The wisdom of ages has proclaimed that “There is no perfect happiness in this world.” I could have been as happy as a man has the right to be in a position so strange as mine if it had not been that this skin was constantly threatening to give way. In all other respects, tranquil in my undisputed sovereignty, I felt almost the joy of a released captive in my close association with Nature in her most primitive form—an association for which mankind are designed, and for which, when sated with an artificial state of existence, they are always longing in order that they may grow young again.

Civilised life, of whose doubtful advantages we boast with more pride than reflection, is, in my opinion, not an advance, but a deviation. That pure and lusty air which I was breathing, becoming absorbed into my entire system, gave me other tastes. My desires grew purer. That beautiful fruit and limpid water became sufficient for my appetite when I found myself freed from the excitement and irritation which is frequently the result of immoderate exercise.

By degrees I felt a kind of horror at the notion of feeding oneself on the flesh of animals.
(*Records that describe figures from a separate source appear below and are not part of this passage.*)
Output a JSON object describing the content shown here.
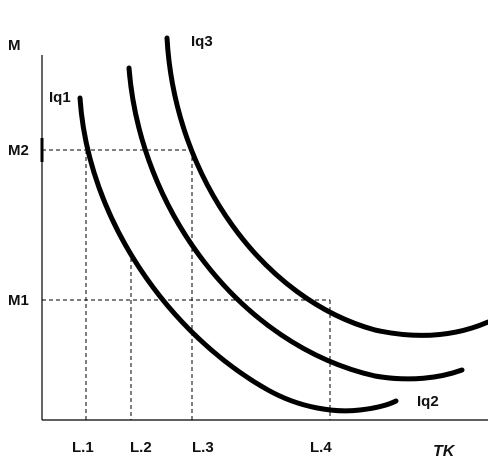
{
  "axes": {
    "y_label": "M",
    "x_label": "TK"
  },
  "y_ticks": {
    "m1": "M1",
    "m2": "M2"
  },
  "x_ticks": {
    "l1": "L.1",
    "l2": "L.2",
    "l3": "L.3",
    "l4": "L.4"
  },
  "curves": {
    "iq1": "Iq1",
    "iq2": "Iq2",
    "iq3": "Iq3"
  },
  "colors": {
    "line": "#000000",
    "background": "#ffffff"
  }
}
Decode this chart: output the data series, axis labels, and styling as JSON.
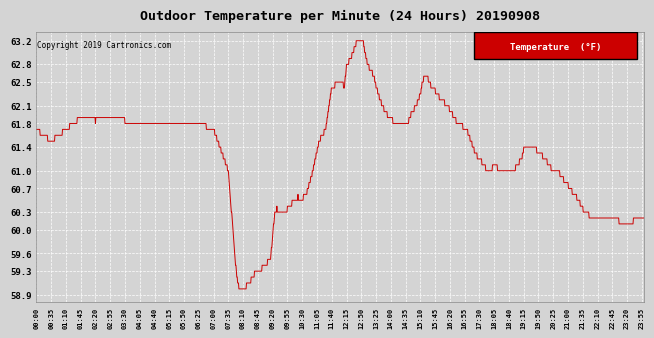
{
  "title": "Outdoor Temperature per Minute (24 Hours) 20190908",
  "copyright": "Copyright 2019 Cartronics.com",
  "legend_label": "Temperature  (°F)",
  "background_color": "#d4d4d4",
  "line_color": "#cc0000",
  "legend_bg": "#cc0000",
  "legend_text_color": "#ffffff",
  "yticks": [
    58.9,
    59.3,
    59.6,
    60.0,
    60.3,
    60.7,
    61.0,
    61.4,
    61.8,
    62.1,
    62.5,
    62.8,
    63.2
  ],
  "ylim": [
    58.78,
    63.35
  ],
  "x_tick_interval": 35,
  "total_minutes": 1440
}
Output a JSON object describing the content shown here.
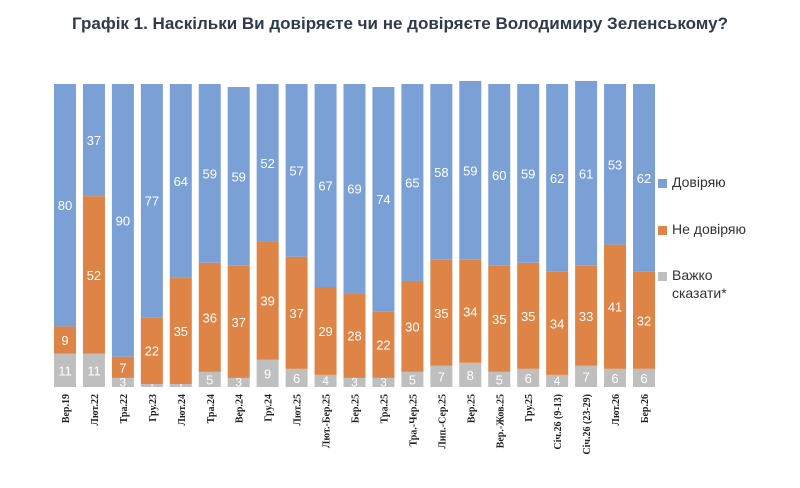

It is to civilisation alone, I said, that we owe those abominable appetites which require the flesh of animals to satisfy them. When the cannibal eats his enemy it is more from vengeance than mere gluttony, whereas the reason we do not eat one another arises, not from any particular respect for our kind, but rather from an unmistakable distaste for human flesh, and, above all, from a fear, into which we are reciprocally forced, that if we ate our kind, our kind would, in all probability, retaliate by eating us. The savage, therefore, is simply a stupid to eat his enemy.

This very mandrill’s skin, of which, for the first few days, I was thoroughly ashamed, eventually appeared to me a thousand times preferable to those odious shells of cloth, those coats of mail, which do not allow us the free use of our limbs, adopted and rejected in turn by the idiotcy of fashion. Under this soft and elastic skin, supple, thin, and warm, all at the same time, it was as pleasant as it was easy to bend the body—to swing from bough to bough, to drop down on to the turf, and bound up again; to run, to glide through the bushes, climb up the bamboos, leave the land and plunge into the water, quit the water to climb up a rock, and seat oneself on its summit.